Depuis le 21 février, c’est un désastre : la librairie Sydney Laurent de Saint-Lurent-du-Var, mise sous placement judiciaire, a dû jeter 60 tonnes de livres, soit 43 000 bouquins, pour 1 300 m2 de local, ce qui représente 200 000 euros jetés par la fenêtre. On a vu des ouvriers balancer dans la rue des tonnes de livres neufs, des œuvres complètes voler jusqu’à une benne à ordures, des recueils de poésie dont les vers aller bientôt rejoindre les vers…

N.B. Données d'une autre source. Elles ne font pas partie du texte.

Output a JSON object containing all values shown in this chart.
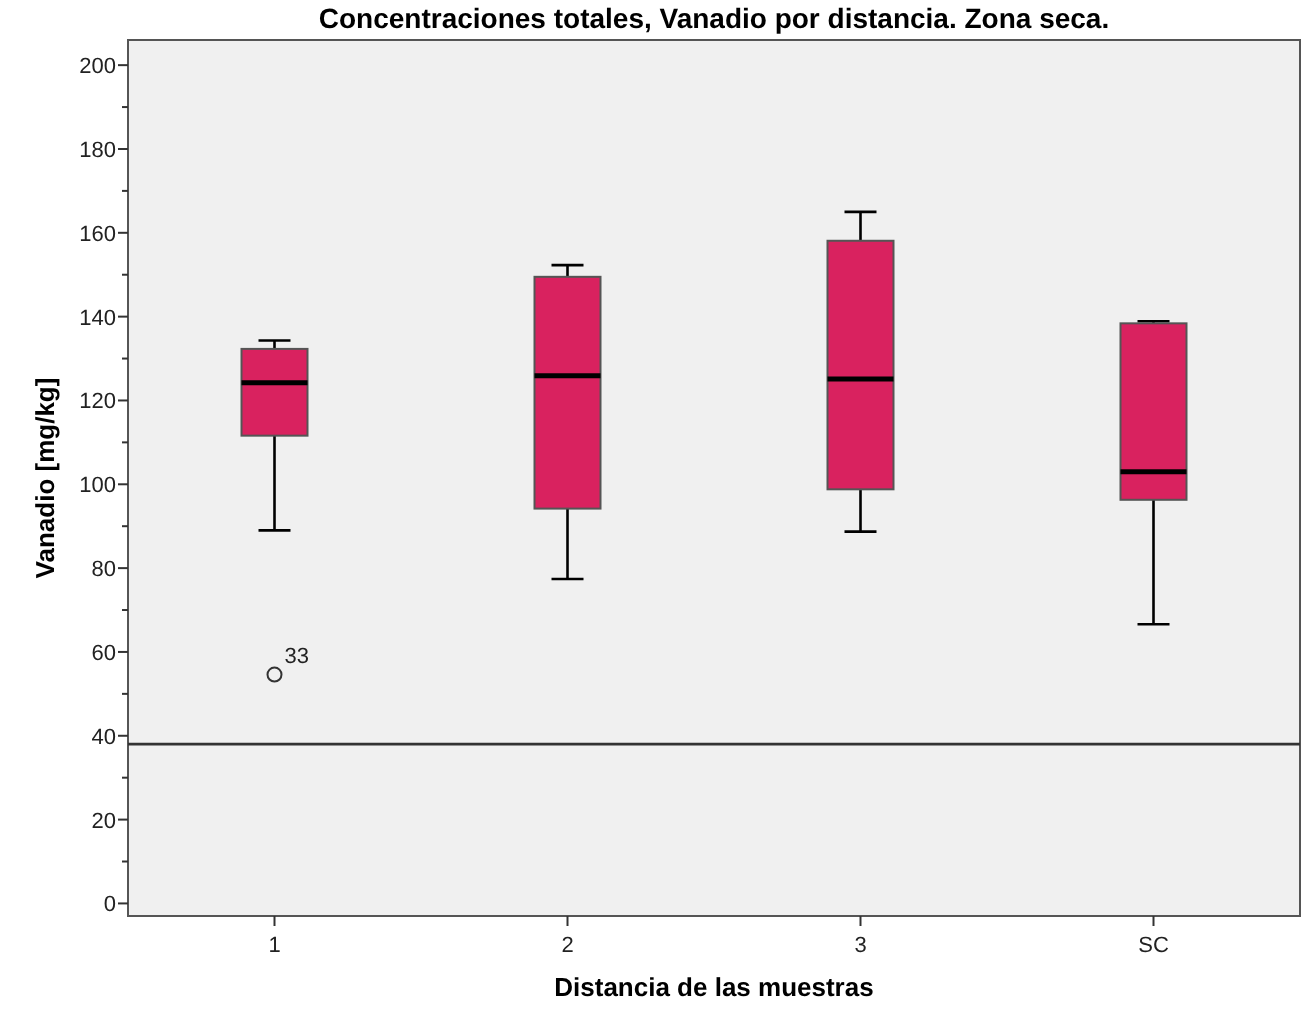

Ce spectacle de rue est évidemment inacceptable, choquant, déplorable, scandaleux, et n’est pas sans rappeler ce qui a failli se passer dans la préparation des J.O, à Paris, avec cette décision de la préfecture de police de retirer les boites vertes des bouquinistes des quais de Seine : des milliers de livres engloutis, de 570 boites démantelées, plus de 230 bouquinistes dépouillés .
Vous vous dites : on le voit venir, avec son goût étrange pour les vieilles feuilles sentant le champignon et les gros pavés sans images, il va encore tout critique, tout démolir, tout conspuer! Vous vous trompez lourdement, car vous ne soupçonnez la finesse de mon raisonnement, la légèreté des mes pensées, la grâce de ma créativité!
A l’instant m’est venu une idée…Et si nous faisions un proposition à notre ministre une nouvelle épreuve pour ses J.O (non, je précise, ce n’est pas une faute : ses JO, avec deux s, parce qu’il ne faut pas non plus se laisser emporter par l’émotion que fait naître légitimement le doux son de ma voie, ce ne sont pas mes JO), ses JO, donc : une sorte de triathlon, avec course de vitesse vers les boites vertes, gros biceps pour forcer les cadenas, et lancer de livres! Le lancer de livres : une épreuve bientôt reine dans toutes les capitales qui se respectent, qu’elles aient ou non déjà pratiqué des autodafés littéraires.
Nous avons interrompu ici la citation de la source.